Une restriction de la liberté d'expression signifie que l'État interfère d'une manière ou d'une autre avec l'expression de vos idées. Cela se produit généralement lorsque l'État interdit la publication ou l'expression d'idées à l'avance (restriction préalable) ou sanctionne l'auteur ou l'éditeur après que les idées ont déjà été exprimées (restriction postérieure à la publication).
Restriction préalable
La restriction préalable vise à empêcher une expression avant que d'autres personnes n'aient eu la possibilité de la recevoir. Des exemples de mesures de restriction préalable sont la décision d'un tribunal d'interdire la publication d'un article ou d'un livre, ou l'ordre d'une autorité administrative d'interdire la diffusion d'une émission à la télévision ou à la radio. Les restrictions préalables ne peuvent être appliquées que dans des cas très exceptionnels et doivent être justifiées par des raisons très sérieuses, telles que la nécessité de prévenir l'incitation à la violence contre un certain groupe ethnique ou religieux, la nécessité de protéger l'ordre public ou le droit d'une personne au respect de sa vie privée.
exemple Une restriction préalable peut être imposée par une décision de justice dans le cadre d'une procédure juridique spéciale appelée " référé d'heure à heure ". Cette procédure peut être utilisée en cas de situation très grave et urgente, par exemple pour empêcher la publication de contenus illégaux.
Ces mesures interfèrent avec l'essence même de la liberté d'expression, à savoir l'échange d'informations et d'idées entre ceux qui souhaitent les recevoir et la possibilité pour les destinataires de se forger une opinion à leur sujet. C'est pourquoi les tribunaux doivent appliquer des normes très strictes lorsqu'ils évaluent si ces mesures sont admissibles ou non.
Les autorités publiques françaises, telles que les maires et les préfets, sont autorisées à prendre des "mesures de police administrative" pour maintenir l'ordre public, soit en prévenant les infractions, soit en les faisant cesser. À cette fin, elles peuvent limiter l'exercice des droits fondamentaux lorsqu'il existe un risque pour l'ordre public (par exemple, la sécurité, la dignité humaine, etc.). Ces mesures doivent cependant être nécessaires, adaptées et proportionnées au but recherché. En outre, ces mesures ne peuvent consister en des interdictions générales et absolues que si elles constituent le seul moyen de prévenir un trouble de l'ordre public.

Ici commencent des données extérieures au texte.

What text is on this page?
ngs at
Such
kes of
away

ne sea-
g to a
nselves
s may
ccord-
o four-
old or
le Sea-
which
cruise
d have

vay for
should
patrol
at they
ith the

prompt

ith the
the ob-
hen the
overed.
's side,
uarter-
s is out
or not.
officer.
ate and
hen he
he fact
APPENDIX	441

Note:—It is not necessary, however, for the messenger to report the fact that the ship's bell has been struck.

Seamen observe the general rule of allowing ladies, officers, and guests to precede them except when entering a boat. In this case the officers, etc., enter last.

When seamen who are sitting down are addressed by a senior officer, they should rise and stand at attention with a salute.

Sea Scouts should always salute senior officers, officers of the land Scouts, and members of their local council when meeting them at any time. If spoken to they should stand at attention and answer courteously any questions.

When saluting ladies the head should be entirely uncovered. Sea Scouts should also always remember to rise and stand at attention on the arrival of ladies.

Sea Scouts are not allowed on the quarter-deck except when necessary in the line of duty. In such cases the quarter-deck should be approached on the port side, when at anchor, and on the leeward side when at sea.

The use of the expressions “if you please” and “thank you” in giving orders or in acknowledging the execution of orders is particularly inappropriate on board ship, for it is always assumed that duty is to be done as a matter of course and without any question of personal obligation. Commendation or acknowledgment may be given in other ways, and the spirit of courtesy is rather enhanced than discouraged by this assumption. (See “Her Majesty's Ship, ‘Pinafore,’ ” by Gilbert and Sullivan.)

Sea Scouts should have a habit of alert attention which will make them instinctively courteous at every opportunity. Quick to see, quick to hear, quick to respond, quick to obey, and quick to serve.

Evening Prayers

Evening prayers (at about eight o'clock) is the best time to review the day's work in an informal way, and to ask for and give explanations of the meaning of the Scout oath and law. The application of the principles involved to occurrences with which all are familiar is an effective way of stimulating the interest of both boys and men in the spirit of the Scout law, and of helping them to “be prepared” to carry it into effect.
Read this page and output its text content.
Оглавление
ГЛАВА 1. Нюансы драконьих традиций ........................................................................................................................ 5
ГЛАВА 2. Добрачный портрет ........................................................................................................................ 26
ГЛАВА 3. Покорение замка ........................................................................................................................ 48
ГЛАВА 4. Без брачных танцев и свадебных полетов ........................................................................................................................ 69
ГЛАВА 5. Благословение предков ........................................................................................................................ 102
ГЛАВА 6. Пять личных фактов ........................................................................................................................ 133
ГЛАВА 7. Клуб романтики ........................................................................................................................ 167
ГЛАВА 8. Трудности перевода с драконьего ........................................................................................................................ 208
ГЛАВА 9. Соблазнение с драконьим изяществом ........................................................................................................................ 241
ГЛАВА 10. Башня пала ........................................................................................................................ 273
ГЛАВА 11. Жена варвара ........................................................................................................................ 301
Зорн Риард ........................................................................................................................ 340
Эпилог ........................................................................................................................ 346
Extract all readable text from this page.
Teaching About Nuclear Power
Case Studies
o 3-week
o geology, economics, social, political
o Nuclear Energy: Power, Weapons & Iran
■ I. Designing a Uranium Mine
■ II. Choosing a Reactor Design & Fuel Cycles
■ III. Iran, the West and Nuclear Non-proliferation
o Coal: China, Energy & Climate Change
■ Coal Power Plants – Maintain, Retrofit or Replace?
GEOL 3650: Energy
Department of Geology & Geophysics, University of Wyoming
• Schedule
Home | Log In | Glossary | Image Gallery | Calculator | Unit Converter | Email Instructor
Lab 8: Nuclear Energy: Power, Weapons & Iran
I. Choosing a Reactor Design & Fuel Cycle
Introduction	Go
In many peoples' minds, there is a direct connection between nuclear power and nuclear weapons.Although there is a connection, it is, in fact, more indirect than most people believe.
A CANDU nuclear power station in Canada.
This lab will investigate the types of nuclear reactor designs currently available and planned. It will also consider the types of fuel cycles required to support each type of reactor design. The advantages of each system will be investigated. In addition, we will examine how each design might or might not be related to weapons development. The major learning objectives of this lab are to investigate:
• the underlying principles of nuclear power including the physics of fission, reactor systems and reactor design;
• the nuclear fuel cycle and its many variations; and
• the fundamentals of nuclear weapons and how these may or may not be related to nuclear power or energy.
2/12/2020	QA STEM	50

exemple En France, un humoriste a été empêché de présenter son spectacle dans une ville parce que son spectacle était intentionnellement antisémite et négationniste, ce qui constituait une infraction pénale, et qu'il portait atteinte à la dignité humaine. Sa plainte auprès de la Cour européenne des droits de l'Homme a été déclarée irrecevable pour abus de sa liberté d'expression.
En dehors des mesures de police administrative, il existe en France très peu de restrictions préalables possibles. Le principe est que la communication sur papier (livres, presse, etc.) et sur internet est libre et ne nécessite pas d'autorisation préalable. Les seuls médias qui peuvent être soumis à des autorisations préalables sont la télévision, la radio et le cinéma.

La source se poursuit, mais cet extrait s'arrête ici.